The Youth Massacre Outside Florida
The five cities with the highest number of murders in 2017 combined to match the Parkland shooting in just three days.
The tragic loss of 16 students and one coach from one high school in a single incident is bound to dominate the news for days. But who knew that the five cities with the highest number of murders in 2017 combined to match that terrible total in just three days?
Chicago led the way with 650 murders last year, and while Baltimore was second with 343, its per capita total of 55.8 per 100,000 residents was the highest in the nation among its 50 most populous cities. As Baltimore partisans were quick to point out, though, St. Louis, whose steady population decline has put it outside that top 50, had an even higher murder rate of 65 per 100,000. It matters little — the vast majority of the cities on the list have been run by Democrats for decades. So where’s the outrage?
Bear in mind that many of these cities have stringent gun laws. But while the Left’s answer is to blame guns, there’s truly much more to the story. One key element is the issue of gangs: “Some young men take precautions appropriate to Beirut, circling their home block three or four times in search of any person or car that is out of place, before they will park,” writes Washington Post columnist Michael Gerson. “Others must be smuggled out of the city to avoid revenge killings.” A lucrative drug trade and a lack of respect for human life are clearly fertilizing these killing fields.
Yet too often among these “war zones within the borders of America,” young men grow up without a dad. Whether that’s because the father has left the mother voluntarily (or was never really “with” her in the first place), has since been imprisoned, or was a victim of violence himself doesn’t necessarily matter — the issue is the lack of positive male influence in the these children’s lives.

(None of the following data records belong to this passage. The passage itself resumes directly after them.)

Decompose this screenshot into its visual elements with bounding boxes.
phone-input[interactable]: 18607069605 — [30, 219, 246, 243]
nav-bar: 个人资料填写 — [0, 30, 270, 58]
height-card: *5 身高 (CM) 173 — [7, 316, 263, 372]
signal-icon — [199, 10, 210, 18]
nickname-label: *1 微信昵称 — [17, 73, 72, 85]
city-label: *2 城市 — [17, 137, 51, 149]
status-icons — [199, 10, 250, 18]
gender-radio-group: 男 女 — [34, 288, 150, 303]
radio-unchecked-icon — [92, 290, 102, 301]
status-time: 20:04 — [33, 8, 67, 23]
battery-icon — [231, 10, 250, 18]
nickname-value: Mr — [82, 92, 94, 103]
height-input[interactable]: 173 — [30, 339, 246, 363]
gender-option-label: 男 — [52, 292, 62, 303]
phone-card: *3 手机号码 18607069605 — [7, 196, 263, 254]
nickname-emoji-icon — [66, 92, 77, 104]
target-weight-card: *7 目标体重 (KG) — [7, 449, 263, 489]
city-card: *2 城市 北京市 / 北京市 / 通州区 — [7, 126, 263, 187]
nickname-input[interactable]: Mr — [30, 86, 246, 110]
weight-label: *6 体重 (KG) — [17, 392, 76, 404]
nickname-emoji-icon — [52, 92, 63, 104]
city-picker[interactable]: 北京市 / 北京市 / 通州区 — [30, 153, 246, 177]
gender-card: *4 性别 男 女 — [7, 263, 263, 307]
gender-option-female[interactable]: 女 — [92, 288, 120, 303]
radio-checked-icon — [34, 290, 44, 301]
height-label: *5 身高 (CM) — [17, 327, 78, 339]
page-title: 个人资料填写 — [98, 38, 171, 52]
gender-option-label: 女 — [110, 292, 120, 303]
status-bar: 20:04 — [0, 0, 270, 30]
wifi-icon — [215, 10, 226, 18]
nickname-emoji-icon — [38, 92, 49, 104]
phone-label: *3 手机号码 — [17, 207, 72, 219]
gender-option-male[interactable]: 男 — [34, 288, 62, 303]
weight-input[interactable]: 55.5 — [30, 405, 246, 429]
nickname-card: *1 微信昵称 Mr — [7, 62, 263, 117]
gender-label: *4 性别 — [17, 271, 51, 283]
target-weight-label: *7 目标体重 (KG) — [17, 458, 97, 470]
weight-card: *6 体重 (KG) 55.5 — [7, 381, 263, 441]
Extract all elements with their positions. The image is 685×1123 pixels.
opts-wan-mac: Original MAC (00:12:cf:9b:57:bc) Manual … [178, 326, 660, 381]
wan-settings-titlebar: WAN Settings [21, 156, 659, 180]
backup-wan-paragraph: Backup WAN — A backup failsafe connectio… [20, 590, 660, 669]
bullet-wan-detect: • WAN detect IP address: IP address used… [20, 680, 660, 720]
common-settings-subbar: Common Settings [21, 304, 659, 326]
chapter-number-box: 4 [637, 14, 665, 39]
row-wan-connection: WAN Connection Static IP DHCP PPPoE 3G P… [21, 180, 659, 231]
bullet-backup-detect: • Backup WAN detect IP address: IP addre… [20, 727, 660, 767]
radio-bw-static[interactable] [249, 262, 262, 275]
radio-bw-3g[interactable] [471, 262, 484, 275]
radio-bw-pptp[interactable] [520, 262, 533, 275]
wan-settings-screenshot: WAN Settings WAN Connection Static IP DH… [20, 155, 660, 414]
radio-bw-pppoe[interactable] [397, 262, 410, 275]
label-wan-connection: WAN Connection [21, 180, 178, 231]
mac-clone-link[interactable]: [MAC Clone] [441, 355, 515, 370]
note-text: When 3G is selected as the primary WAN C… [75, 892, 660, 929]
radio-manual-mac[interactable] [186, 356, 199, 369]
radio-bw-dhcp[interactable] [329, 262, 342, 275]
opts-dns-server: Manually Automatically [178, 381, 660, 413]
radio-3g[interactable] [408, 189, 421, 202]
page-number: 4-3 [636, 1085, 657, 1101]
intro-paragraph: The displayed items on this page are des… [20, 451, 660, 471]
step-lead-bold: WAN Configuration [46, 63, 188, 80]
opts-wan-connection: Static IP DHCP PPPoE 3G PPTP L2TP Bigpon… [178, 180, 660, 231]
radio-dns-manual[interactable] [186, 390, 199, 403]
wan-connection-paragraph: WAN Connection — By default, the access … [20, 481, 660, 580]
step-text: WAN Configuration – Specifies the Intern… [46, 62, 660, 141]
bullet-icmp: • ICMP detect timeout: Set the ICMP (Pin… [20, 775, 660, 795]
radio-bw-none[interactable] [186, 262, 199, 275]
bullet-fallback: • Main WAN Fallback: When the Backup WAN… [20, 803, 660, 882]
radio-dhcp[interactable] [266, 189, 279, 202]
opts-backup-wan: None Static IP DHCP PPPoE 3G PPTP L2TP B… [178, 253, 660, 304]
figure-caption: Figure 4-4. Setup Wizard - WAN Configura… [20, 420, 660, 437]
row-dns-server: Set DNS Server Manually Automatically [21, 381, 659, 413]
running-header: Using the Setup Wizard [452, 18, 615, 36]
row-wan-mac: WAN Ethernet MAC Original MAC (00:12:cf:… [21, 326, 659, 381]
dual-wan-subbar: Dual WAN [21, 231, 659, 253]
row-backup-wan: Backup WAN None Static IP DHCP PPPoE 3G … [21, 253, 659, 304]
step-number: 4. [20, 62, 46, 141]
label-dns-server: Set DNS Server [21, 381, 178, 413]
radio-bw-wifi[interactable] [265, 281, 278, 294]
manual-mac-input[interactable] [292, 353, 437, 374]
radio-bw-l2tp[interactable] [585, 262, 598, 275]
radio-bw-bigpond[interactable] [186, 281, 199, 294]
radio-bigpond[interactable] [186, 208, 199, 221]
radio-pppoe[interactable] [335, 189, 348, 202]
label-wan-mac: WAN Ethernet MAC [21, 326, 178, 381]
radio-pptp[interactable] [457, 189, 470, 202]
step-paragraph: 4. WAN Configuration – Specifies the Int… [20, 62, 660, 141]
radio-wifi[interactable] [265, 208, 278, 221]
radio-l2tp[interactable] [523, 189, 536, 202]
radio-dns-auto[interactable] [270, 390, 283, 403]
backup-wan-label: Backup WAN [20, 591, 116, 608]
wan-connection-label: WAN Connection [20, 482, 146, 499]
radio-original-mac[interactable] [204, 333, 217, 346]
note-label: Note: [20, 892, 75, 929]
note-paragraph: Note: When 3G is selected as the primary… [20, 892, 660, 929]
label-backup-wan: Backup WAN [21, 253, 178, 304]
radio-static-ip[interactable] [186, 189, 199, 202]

As marriage and family expert Suzanne Venker points out about divorce, “More often than not, children lose contact with their fathers — for two reasons. One, mothers remain the default custodial parent in the average American divorce and thus retain most of the control. Second, it is usually women who consider themselves the aggrieved party, as evidenced by the fact that wives initiate 70 percent of divorces.” She continues, “The unfortunate result is that some divorced mothers use any opportunity to undermine their children’s relationship with their father or, if not that, dismiss the significance of a father’s role.”
Government fosters this behavior with its longtime financial encouragement of single motherhood through generous welfare programs — some “Great Society” that’s turned out to be. Popular culture has done likewise with the “girl power” theory that men aren’t even necessary to raise children. If your male role model is the drug dealer on the corner or the violent protagonist of a hardcore video game, it’s likely that your disagreements are being settled with bullets, not banter. These kids will get the guns, by hook or by crook.
Democrat-run urban poverty plantations are the petri dishes of this lab experiment to create a society where life is disposable. But those who prosper from this politically would rather blame the NRA and tell us how its money and influence won’t allow for “common sense” gun legislation that invariably includes restrictions on the purchase and possession of firearms. It doesn’t matter that the NRA badly trails a number of left-wing groups in terms of annual spending on political activism — the Left needs a convenient scapegoat.
As Mark Alexander wrote Thursday, Democrat “common sense” is a non sequitur.
The kids at Marjory Stoneman Douglas High School have been omnipresent in the media since the day of the shooting, and their plight is inspiring them to march and protest for gun control — which leftists are more than happy to exploit. That, however, is not the issue. As we find out more about the perpetrator and his story, we find out there were many missed opportunities for intervention from school officials and law enforcement that could have prevented this. But there are thousands of shooters and victims in America’s inner cities, most of whom you’ll never hear about from the 24/7 crisis media. Media reporting or no, we can’t address the problem unless we reverse the policies that created it.